Pour son premier film de fiction, le réalisateur argentin Hernán Belón joue avec les codes du film d’horreur et du drame intimiste. En plaçant un jeune couple dans un milieu hostile, il interroge les liens amoureux et l’influence du milieu sur l’individu. Dommage que cette exploration de la conscience, intrigante au début, devienne progressivement déceptive, à force de s’en tenir aux apparences.
Elisa et Santiago ont acheté une maison à la campagne et sont venus y passer quelques jours avec leur fille Matilda. La campagne est morne, la maison vétuste, l’atmosphère glaciale. Mais Elisa et Santiago sont jeunes et beaux et semblent s’aimer… Dès les premières minutes du film, Hernán Belón met en place les codes du film d’horreur. La petite famille arrive de nuit dans une totale obscurité. Un pigeon emprisonné effraie Elisa pendant que Santiago essaye de faire fonctionner l’électricité. L’environnement semble inhospitalier, ce que traduisent bien la photographie aux couleurs froides et le son aux résonances stridentes. La journée n’est guère plus rassurante : des cochons envahissent la cabane voisine, Santiago fend des bûches à quelques mètres seulement de sa petite fille, une vielle dame aux airs de sorcière surgit de la maison. Mais malgré tous ces signes auxquels est surtout sensible Elisa, rien ne se passe. En tout cas, rien de ce que laissait attendre le début du film. Pas de scène d’épouvante donc, mais une crise existentielle qui se dessine peu à peu.
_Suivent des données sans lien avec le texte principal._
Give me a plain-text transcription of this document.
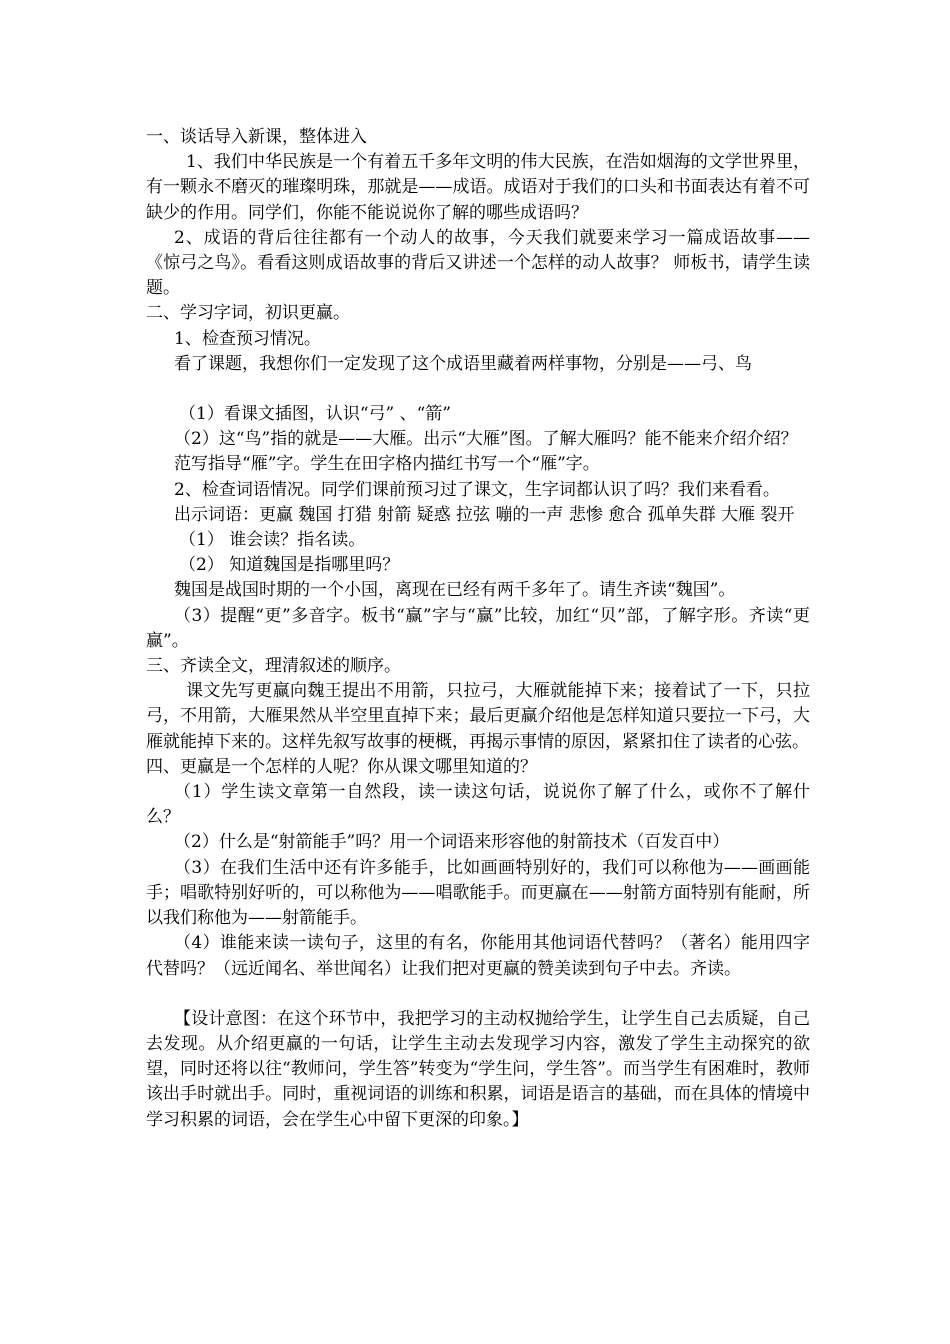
一、谈话导入新课，整体进入

1、我们中华民族是一个有着五千多年文明的伟大民族，在浩如烟海的文学世界里，有一颗永不磨灭的璀璨明珠，那就是——成语。成语对于我们的口头和书面表达有着不可缺少的作用。同学们，你能不能说说你了解的哪些成语吗？

2、成语的背后往往都有一个动人的故事，今天我们就要来学习一篇成语故事——《惊弓之鸟》。看看这则成语故事的背后又讲述一个怎样的动人故事？ 师板书，请学生读题。

二、学习字词，初识更赢。

1、检查预习情况。

看了课题，我想你们一定发现了这个成语里藏着两样事物，分别是——弓、鸟

（1）看课文插图，认识“弓” 、“箭”

（2）这“鸟”指的就是——大雁。出示“大雁”图。了解大雁吗？能不能来介绍介绍？

范写指导“雁”字。学生在田字格内描红书写一个“雁”字。

2、检查词语情况。同学们课前预习过了课文，生字词都认识了吗？我们来看看。

出示词语：更赢 魏国 打猎 射箭 疑惑 拉弦 嘣的一声 悲惨 愈合 孤单失群 大雁 裂开

（1） 谁会读？指名读。

（2） 知道魏国是指哪里吗？

魏国是战国时期的一个小国，离现在已经有两千多年了。请生齐读“魏国”。

（3）提醒“更”多音字。板书“赢”字与“赢”比较，加红“贝”部，了解字形。齐读“更赢”。

三、齐读全文，理清叙述的顺序。

课文先写更赢向魏王提出不用箭，只拉弓，大雁就能掉下来；接着试了一下，只拉弓，不用箭，大雁果然从半空里直掉下来；最后更赢介绍他是怎样知道只要拉一下弓，大雁就能掉下来的。这样先叙写故事的梗概，再揭示事情的原因，紧紧扣住了读者的心弦。

四、更赢是一个怎样的人呢？你从课文哪里知道的？

（1）学生读文章第一自然段，读一读这句话，说说你了解了什么，或你不了解什么？

（2）什么是“射箭能手”吗？用一个词语来形容他的射箭技术（百发百中）

（3）在我们生活中还有许多能手，比如画画特别好的，我们可以称他为——画画能手；唱歌特别好听的，可以称他为——唱歌能手。而更赢在——射箭方面特别有能耐，所以我们称他为——射箭能手。

（4）谁能来读一读句子，这里的有名，你能用其他词语代替吗？（著名）能用四字代替吗？（远近闻名、举世闻名）让我们把对更赢的赞美读到句子中去。齐读。

【设计意图：在这个环节中，我把学习的主动权抛给学生，让学生自己去质疑，自己去发现。从介绍更赢的一句话，让学生主动去发现学习内容，激发了学生主动探究的欲望，同时还将以往“教师问，学生答”转变为“学生问，学生答”。而当学生有困难时，教师该出手时就出手。同时，重视词语的训练和积累，词语是语言的基础，而在具体的情境中学习积累的词语，会在学生心中留下更深的印象。】
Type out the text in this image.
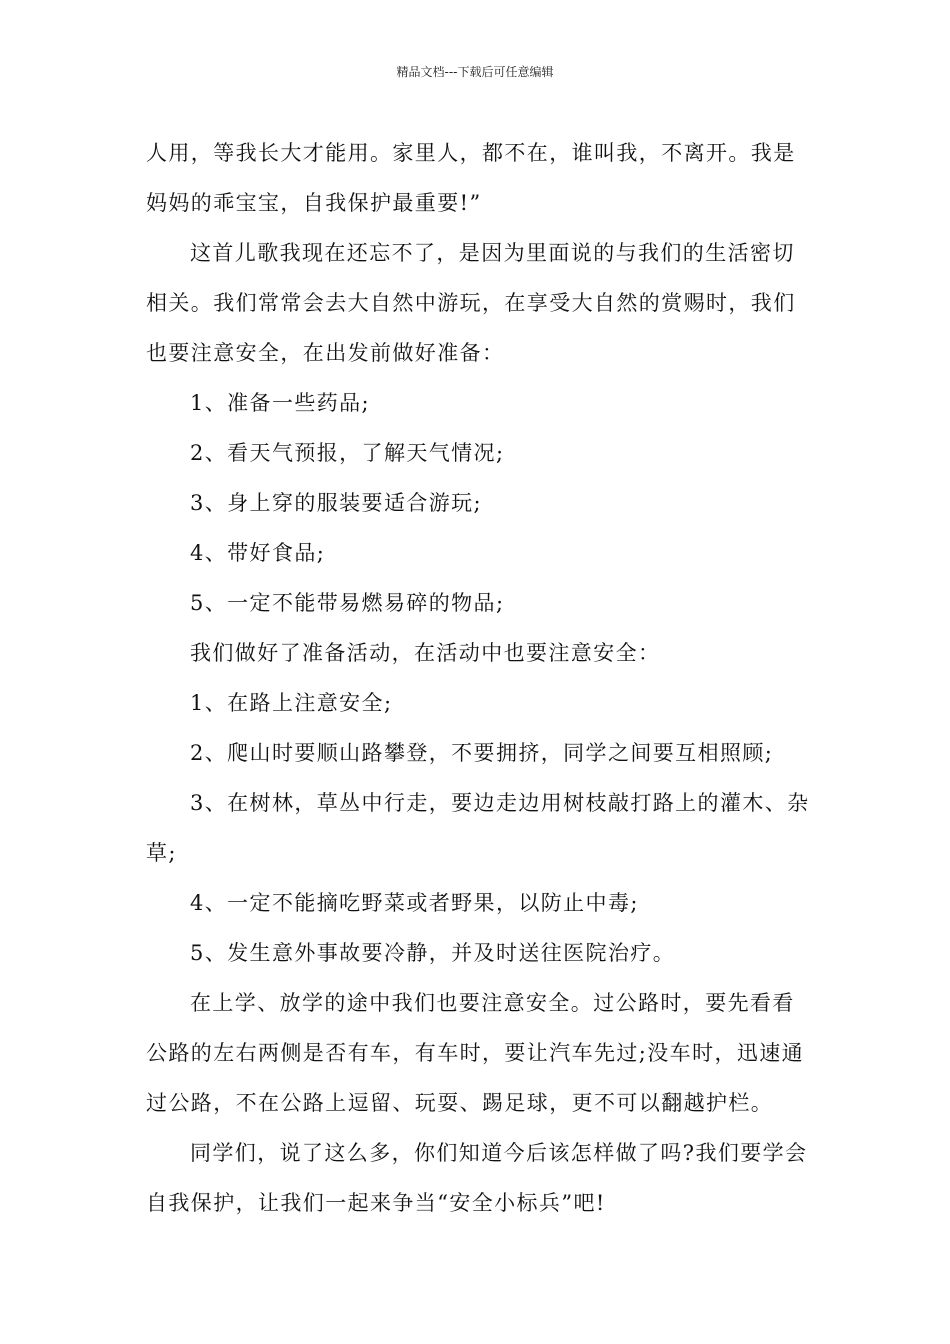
精品文档---下载后可任意编辑

人用，等我长大才能用。家里人，都不在，谁叫我，不离开。我是妈妈的乖宝宝，自我保护最重要!”

这首儿歌我现在还忘不了，是因为里面说的与我们的生活密切相关。我们常常会去大自然中游玩，在享受大自然的赏赐时，我们也要注意安全，在出发前做好准备：

1、准备一些药品;

2、看天气预报，了解天气情况;

3、身上穿的服装要适合游玩;

4、带好食品;

5、一定不能带易燃易碎的物品;

我们做好了准备活动，在活动中也要注意安全：

1、在路上注意安全;

2、爬山时要顺山路攀登，不要拥挤，同学之间要互相照顾;

3、在树林，草丛中行走，要边走边用树枝敲打路上的灌木、杂草;

4、一定不能摘吃野菜或者野果，以防止中毒;

5、发生意外事故要冷静，并及时送往医院治疗。

在上学、放学的途中我们也要注意安全。过公路时，要先看看公路的左右两侧是否有车，有车时，要让汽车先过;没车时，迅速通过公路，不在公路上逗留、玩耍、踢足球，更不可以翻越护栏。

同学们，说了这么多，你们知道今后该怎样做了吗?我们要学会自我保护，让我们一起来争当“安全小标兵”吧!
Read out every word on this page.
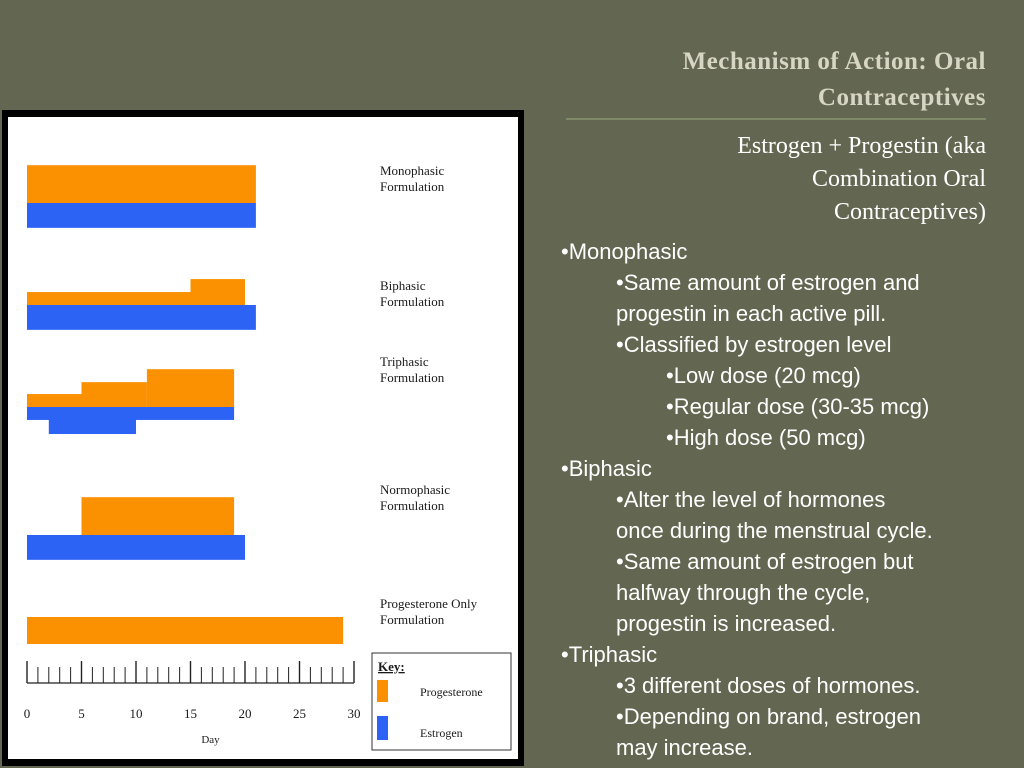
Mechanism of Action: Oral
Contraceptives
Estrogen + Progestin (aka
Combination Oral
Contraceptives)
•Monophasic
•Same amount of estrogen and
progestin in each active pill.
•Classified by estrogen level
•Low dose (20 mcg)
•Regular dose (30-35 mcg)
•High dose (50 mcg)
•Biphasic
•Alter the level of hormones
once during the menstrual cycle.
•Same amount of estrogen but
halfway through the cycle,
progestin is increased.
•Triphasic
•3 different doses of hormones.
•Depending on brand, estrogen
may increase.
Monophasic
Formulation
Biphasic
Formulation
Triphasic
Formulation
Normophasic
Formulation
Progesterone Only
Formulation
0	5	10	15	20	25	30
Day
Key:
Progesterone
Estrogen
Hernán Belón montre comment un nouveau milieu modifie les relations au sein d’une famille. Le silence et la solitude, loin d’apporter la sérénité espérée, pèsent à chaque fois un peu plus tout au long du film. Une promenade en barque, qui aurait pu être l’occasion d’une communion réjouissante avec la nature, se transforme peu à peu en traversée pénible : la petite se met à hurler car il fait froid ; Santiago ne parvient pas à redémarrer le moteur car la barque est vieille ; Elisa est furieuse car ils se retrouvent seuls au milieu d’eaux stagnantes sinistres. C’est comme si cette campagne désertique révélait les personnages à eux-mêmes. Loin de Buenos Aires et de sa vie trépidante, le couple se retrouve, s’interroge, et s’éloigne. Les acteurs réussissent parfaitement à rendre les sentiments contraires qui les traversent. Santiago semble plutôt bien s’accommoder de ce retour aux sources et apparaît totalement désemparé face à la peur et à la colère d’Elisa. Cette dernière, si douce avec sa fille et son mari, ne s’explique pas non plus ces sautes d’humeur anxieuses. El Campo joue donc toujours avec l’étrangeté et l’angoisse, mais s’oriente davantage vers un drame intimiste.
Si le début du film est prometteur dans la mesure où il tient le spectateur dans l’expectative aussi bien face à la nature hostile que face au couple énigmatique, son rythme s’essouffle petit à petit. Un certain ennui apparaît à force de voir utiliser toujours le même procédé : un élément bizarre vient faire grincer l’harmonie apparente de la petite famille. Ce procédé en reste au simple constat d’une tension, sans chercher à l’interroger davantage. Quel lien unit ce couple ? Quelle histoire ont-ils déjà vécue ? On n’en saura pas plus et on doit se contenter de rester à la surface des choses.